Inlandsbanan – Sweden’s backcountry rail route in summer
Inlandsbanan offers a unique way to discover Sweden’s backcountry – a 1,200-kilometre long route past stunning nature and picturesque towns, all great starting points for hiking and kayaking holidays. Buy Inlandbanan’s 14-day pass if you don’t already have a Eurail or Interrail pass, and you’ll be free to make your own itinerary. Inlandsbanan also offers package rail holidays that include overnight hotel stays and sightseeing stopovers.

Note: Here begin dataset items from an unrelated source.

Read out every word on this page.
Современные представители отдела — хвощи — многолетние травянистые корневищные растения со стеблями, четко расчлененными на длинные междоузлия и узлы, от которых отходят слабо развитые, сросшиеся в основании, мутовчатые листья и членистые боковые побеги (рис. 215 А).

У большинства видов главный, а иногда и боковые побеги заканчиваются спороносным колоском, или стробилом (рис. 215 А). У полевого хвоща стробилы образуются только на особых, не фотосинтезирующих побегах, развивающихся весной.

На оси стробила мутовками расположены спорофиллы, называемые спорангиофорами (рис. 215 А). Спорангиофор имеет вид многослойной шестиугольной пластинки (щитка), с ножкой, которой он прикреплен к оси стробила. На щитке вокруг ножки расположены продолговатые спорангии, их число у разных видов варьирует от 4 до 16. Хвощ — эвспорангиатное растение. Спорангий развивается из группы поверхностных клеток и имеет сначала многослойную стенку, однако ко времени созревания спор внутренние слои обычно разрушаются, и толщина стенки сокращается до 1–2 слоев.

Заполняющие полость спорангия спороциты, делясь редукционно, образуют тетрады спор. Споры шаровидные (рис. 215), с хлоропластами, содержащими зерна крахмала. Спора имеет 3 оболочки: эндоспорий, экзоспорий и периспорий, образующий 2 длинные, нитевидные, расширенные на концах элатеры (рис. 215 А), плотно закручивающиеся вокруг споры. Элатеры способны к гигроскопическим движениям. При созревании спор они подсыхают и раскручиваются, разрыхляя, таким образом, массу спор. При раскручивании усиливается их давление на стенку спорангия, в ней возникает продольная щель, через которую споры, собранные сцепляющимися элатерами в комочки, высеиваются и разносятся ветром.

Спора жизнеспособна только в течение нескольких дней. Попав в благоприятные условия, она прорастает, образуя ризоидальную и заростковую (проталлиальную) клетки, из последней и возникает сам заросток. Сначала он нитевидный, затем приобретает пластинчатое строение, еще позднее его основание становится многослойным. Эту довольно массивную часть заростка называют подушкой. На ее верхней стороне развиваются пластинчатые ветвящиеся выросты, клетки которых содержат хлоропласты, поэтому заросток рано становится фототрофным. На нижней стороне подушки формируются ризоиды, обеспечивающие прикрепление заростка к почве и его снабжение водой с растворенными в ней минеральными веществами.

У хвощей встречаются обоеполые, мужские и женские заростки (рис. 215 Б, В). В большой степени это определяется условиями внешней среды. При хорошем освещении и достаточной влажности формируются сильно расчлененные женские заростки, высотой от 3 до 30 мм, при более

Keep an eye out for Inlandbanan’s once-a-year heritage railway tour on the Wilderness Train (Vildmarkståget), a seven-day round trip from Stockholm to Örnsköldsvik via Kiruna, Gällivare and Narvik, Norway. Travel in vintage carriages from the 1940s-1960s, with meals served in a white-tablecloth dining carriage.
Short and scenic – day trips by train
Looking for shorter day trips that are easy to reach from the Gothenburg region? Two rail routes that rank highly on Swedes’ must-do train trips are the Huskvarna-Jönköping-Bankeryd route in Småland and the Kinnekullebanan train line between Mariestad and Lidköping.
Lakeside views on the Huskvarna-Jönköping-Bankeryd route
One of Sweden’s most scenic – and much loved – rail routes is the Huskvarna-Jönköping-Bankeryd route in Småland. Running on the local Jönköpingsbanan railway line, it’s only 17 minutes long, but packs in some great scenery. Hugging the shores of Lake Vättern, this delightful train ride offers uninterrupted, peaceful views of the water, so don’t miss it if you’re in Jönköping – one of Sweden’s hidden gems and well worth a visit in itself. Coming from Gothenburg? Take a two-hour train to Huskvarna to join this charming route.
The Kinnekullebanan line – scenic hikes and train station nostalgia
Another popular train excursion is the one-hour Mariestad-Lidköping route via Kinnekulle on the local Kinnekulletåget train line, past Lake Vänern and several picturesque 19th century Swedish train stations. You’ll definitely want to get off and explore the many cultural sights or hiking trails on the way – Kinnekulle Trail (Kinnekulleleden) and the Pilgrim’s Trail (Pilgrimsleden) go through here – so it really makes sense to buy a three-day pass.
Whichever rail trips you decide to embark on, travelling by train in Sweden is not only efficient and relaxing – it’s a great way to see more of the country and experience it at your own pace.